Lightfoot’s proposal comes eight months after she dropped her support of the proposal crafted by GAPA. That plan dates back to 2017, and emerged from the outcry following the police murder of Laquan McDonald after hundreds of community meetings.
An elected oversight board is the last major reform proposed — but not implemented — in the wake of the shooting death of 17-year-old McDonald.
Ald. Chris Taliaferro (29th Ward), the chairman of the City Council’s Public Safety Committee, endorsed the mayor’s plan.
“Once approved, police officers will now be answerable to the public who they are hired to protect and serve, and as a former police officer and lifelong resident, I am proud to know that Chicagoans from every walk of life will now have an equal opportunity to oversee their police,” Taliaferro said in a statement released by the mayor’s office.
The release of Lightfoot’s plan puts her on a collision course with all three of the major City Council caucuses, which have endorsed a compromise measure known as Empowering Communities for Public Safety, that was crafted after supporters of GAPA joined forces with the supporters of a competing proposal known as CPAC.

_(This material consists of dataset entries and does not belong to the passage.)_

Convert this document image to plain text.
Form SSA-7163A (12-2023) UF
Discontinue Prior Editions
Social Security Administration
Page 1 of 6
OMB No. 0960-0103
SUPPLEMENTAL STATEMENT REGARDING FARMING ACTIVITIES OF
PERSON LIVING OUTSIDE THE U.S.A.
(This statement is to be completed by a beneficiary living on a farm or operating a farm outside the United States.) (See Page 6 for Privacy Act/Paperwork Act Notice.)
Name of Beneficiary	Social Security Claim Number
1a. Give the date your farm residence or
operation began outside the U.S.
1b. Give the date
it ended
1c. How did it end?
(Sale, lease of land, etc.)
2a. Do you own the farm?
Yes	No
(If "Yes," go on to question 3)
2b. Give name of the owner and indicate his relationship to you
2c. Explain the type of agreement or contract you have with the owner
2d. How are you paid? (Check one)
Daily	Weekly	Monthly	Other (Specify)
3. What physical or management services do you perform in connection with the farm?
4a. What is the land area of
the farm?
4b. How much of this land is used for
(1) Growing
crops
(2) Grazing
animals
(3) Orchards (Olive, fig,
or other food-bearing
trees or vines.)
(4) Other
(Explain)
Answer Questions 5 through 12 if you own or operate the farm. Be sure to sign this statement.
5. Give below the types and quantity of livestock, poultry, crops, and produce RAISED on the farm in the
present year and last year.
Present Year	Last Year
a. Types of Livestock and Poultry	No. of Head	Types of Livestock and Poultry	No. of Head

Taliaferro promised Friday to hold a vote on an elected oversight board in June.
The mayor’s office said Lightfoot’s plan “aims to draw from the most effective and workable aspects of those proposals, and aims to meet all three’s shared goal of reforming oversight of Chicago’s police, and in so doing to further empower the public to hold accountable their own law enforcement system.”
The Empowering Communities for Public Safety proposal would create a two-tiered system of accountability for police officers by focusing on each of the 22 police districts as well as citywide.
The elected board would have the power to hire and fire the head of COPA and would have the final say on policy disputes between the police department and its two oversight agencies: COPA and the Police Board, which disciplines officers. A two-thirds vote of the City Council could overturn a decision by the commission.
In addition, Lightfoot objects to giving the elected oversight board the power to trigger City Council hearings and action with a no-confidence vote in the superintendent, the president of the Police Board and the head of COPA.
CPAC would have given an elected board the power to hire and fire the superintendent. Lightfoot has rejected that proposal as too far-reaching and did so again on Monday.
“The relationship between the mayor and the police superintendent is critically important,” Lightfoot said. “So we have a process by which the candidates will be vetted through the commission. The commission will make recommendations. But yes, because the buck stops with me, I will ultimately, as mayor … be making that decision.”
A binding referendum, which could go to voters in 2022, could give the 11-member board the power to hire and fire the superintendent, negotiate contracts with the police department’s labor unions and set the Chicago Police Department’s budget. The mayor would appoint two members of the board if the referendum is approved.